Why I Ate a Bug
Neuroscientist Sam Wang (BS ’86) became famous for his hobby—-analyzing elections. Like many others, he predicted Hillary Clinton would win. Wang was so confident in the data, he then made a promise he would have to fulfill...
by Ben Tomlin
photographed by Chris Sorensen
The rise of big data was supposed to take the uncertainty out of elections. Hot-shot millennial analysts, the story had been well told, engineered precision strategies that helped Obama win, and then keep, the White House. But data analytics wasn’t just for the candidates’ war rooms. Polling had also captured the imagination of the public, who regularly clicked on blogs and websites that served up fevered heat maps, parsing data down to the district, seemingly in almost real time. By 2016, big data for elections had gone mainstream. The citizen analysts behind these blogs themselves gained notoriety, such as Nate Silver at FiveThirtyEight and David Leonhardt of the Upshot. Among them stands Sam Wang, who runs the Princeton Election Consortium.
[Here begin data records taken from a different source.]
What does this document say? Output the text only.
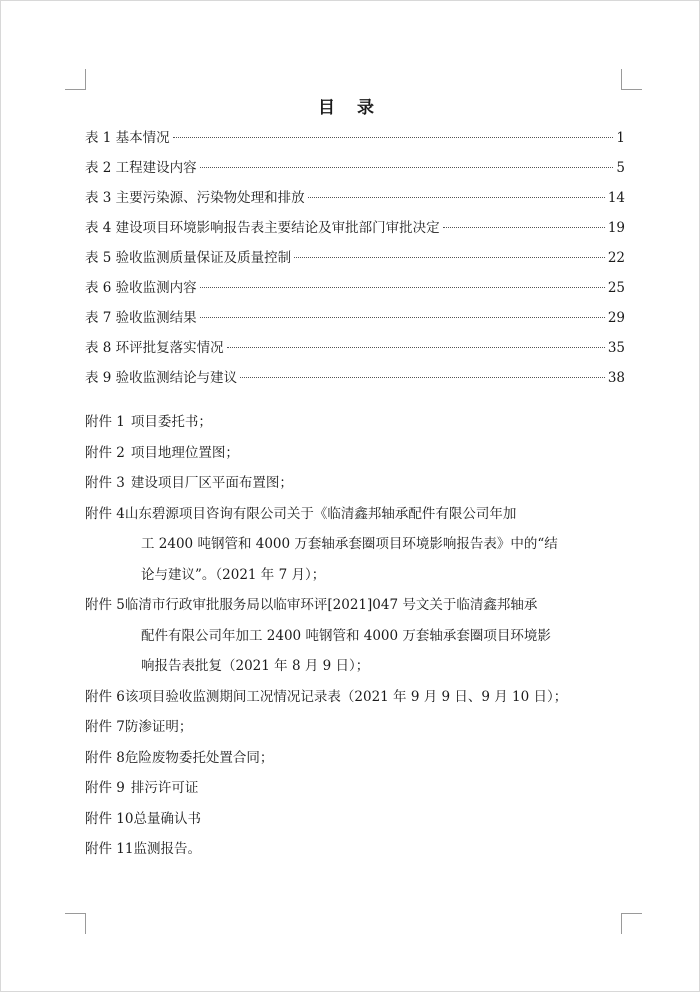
目 录
表 1 基本情况	1
表 2 工程建设内容	5
表 3 主要污染源、污染物处理和排放	14
表 4 建设项目环境影响报告表主要结论及审批部门审批决定	19
表 5 验收监测质量保证及质量控制	22
表 6 验收监测内容	25
表 7 验收监测结果	29
表 8 环评批复落实情况	35
表 9 验收监测结论与建议	38
附件 1 项目委托书；
附件 2 项目地理位置图；
附件 3 建设项目厂区平面布置图；
附件 4山东碧源项目咨询有限公司关于《临清鑫邦轴承配件有限公司年加
工 2400 吨钢管和 4000 万套轴承套圈项目环境影响报告表》中的“结
论与建议”。（2021 年 7 月）；
附件 5临清市行政审批服务局以临审环评[2021]047 号文关于临清鑫邦轴承
配件有限公司年加工 2400 吨钢管和 4000 万套轴承套圈项目环境影
响报告表批复（2021 年 8 月 9 日）；
附件 6 该项目验收监测期间工况情况记录表（2021 年 9 月 9 日、9 月 10 日）；
附件 7 防渗证明；
附件 8 危险废物委托处置合同；
附件 9 排污许可证
附件 10 总量确认书
附件 11 监测报告。
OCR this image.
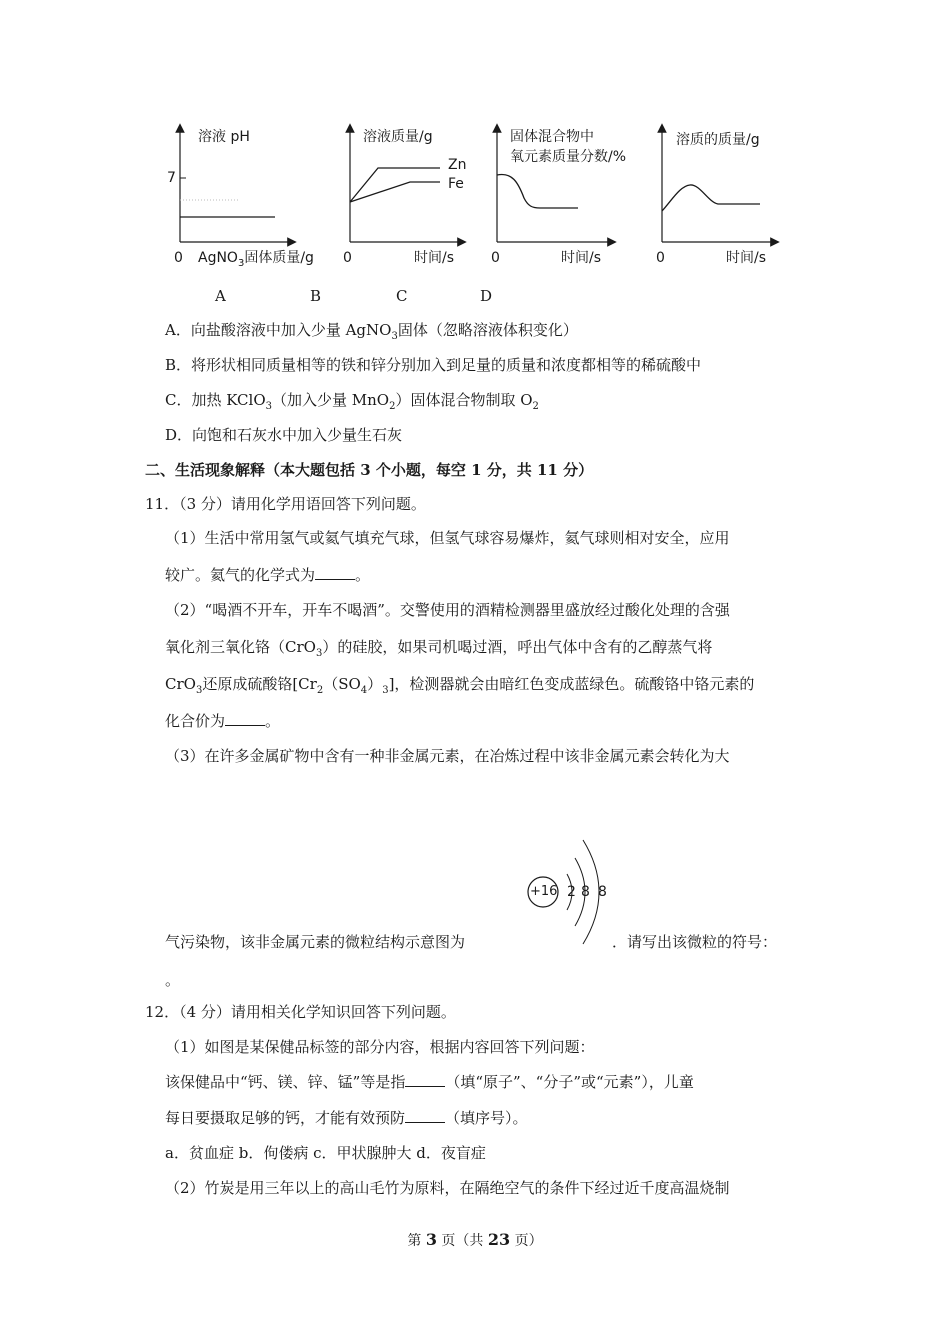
溶液 pH
7
0 AgNO$_3$固体质量/g
溶液质量/g
Zn
Fe
0	时间/s
固体混合物中
氧元素质量分数/%
0	时间/s
溶质的质量/g
0	时间/s
A	B	C	D
A．向盐酸溶液中加入少量 AgNO$_3$固体（忽略溶液体积变化）
B．将形状相同质量相等的铁和锌分别加入到足量的质量和浓度都相等的稀硫酸中
C．加热 KClO$_3$（加入少量 MnO$_2$）固体混合物制取 $O_2$
D．向饱和石灰水中加入少量生石灰
二、生活现象解释（本大题包括 3 个小题，每空 1 分，共 11 分）
11．（3 分）请用化学用语回答下列问题。
（1）生活中常用氢气或氦气填充气球，但氢气球容易爆炸，氦气球则相对安全，应用
较广。氦气的化学式为	。
（2）“喝酒不开车，开车不喝酒”。交警使用的酒精检测器里盛放经过酸化处理的含强
氧化剂三氧化铬（CrO$_3$）的硅胶，如果司机喝过酒，呼出气体中含有的乙醇蒸气将
CrO$_3$还原成硫酸铬$[Cr_2(SO_4)_3]$，检测器就会由暗红色变成蓝绿色。硫酸铬中铬元素的
化合价为	。
（3）在许多金属矿物中含有一种非金属元素，在冶炼过程中该非金属元素会转化为大
+16 2 8 8
气污染物，该非金属元素的微粒结构示意图为	．请写出该微粒的符号：
。
12．（4 分）请用相关化学知识回答下列问题。
（1）如图是某保健品标签的部分内容，根据内容回答下列问题：
该保健品中“钙、镁、锌、锰”等是指	（填“原子”、“分子”或“元素”），儿童
每日要摄取足够的钙，才能有效预防	（填序号）。
a．贫血症 b．佝偻病 c．甲状腺肿大 d．夜盲症
（2）竹炭是用三年以上的高山毛竹为原料，在隔绝空气的条件下经过近千度高温烧制
第 3 页（共 23 页）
A neuroscientist at the university, Wang was one of the first to the game. He began his blog as a hobby in 2004 and quickly gained notoriety for precisely analyzing, and correctly calling, elections. Last fall, Wired magazine called Wang, “The new king of the presidential election data mountain.”
Heading into the final stretch of last year’s contest between Donald Trump and Hillary Clinton, Wang was, like many pollsters, confident that Clinton would win. He was so sure of the data that he infamously tweeted, “It is totally over. If Trump wins more than 240 electoral votes, I will eat a bug.”
Trump ended up with 307 electoral votes—and the presidency. Wang wasn’t alone in his surprise: Trump’s victory was an upset of almost Dewey-defeats-Truman scale to nearly every pollster. With more data publicly available than any previous presidential election, and more analysts to sift through it all, the question became: How were so many so wrong?
Four days after the election, Wang appeared on CNN to fulfill his promise about the bug, swallowing a raw cricket dipped in honey. But he wasn’t giving up. If anything, this election appears to have invigorated Wang, who continues to study the trends and publish on his site with a new sense of purpose.
We spoke with Wang about how the election of Trump took him by surprise, the lessons he’s learned from it, and how he still has faith that data can shape the future of democracy.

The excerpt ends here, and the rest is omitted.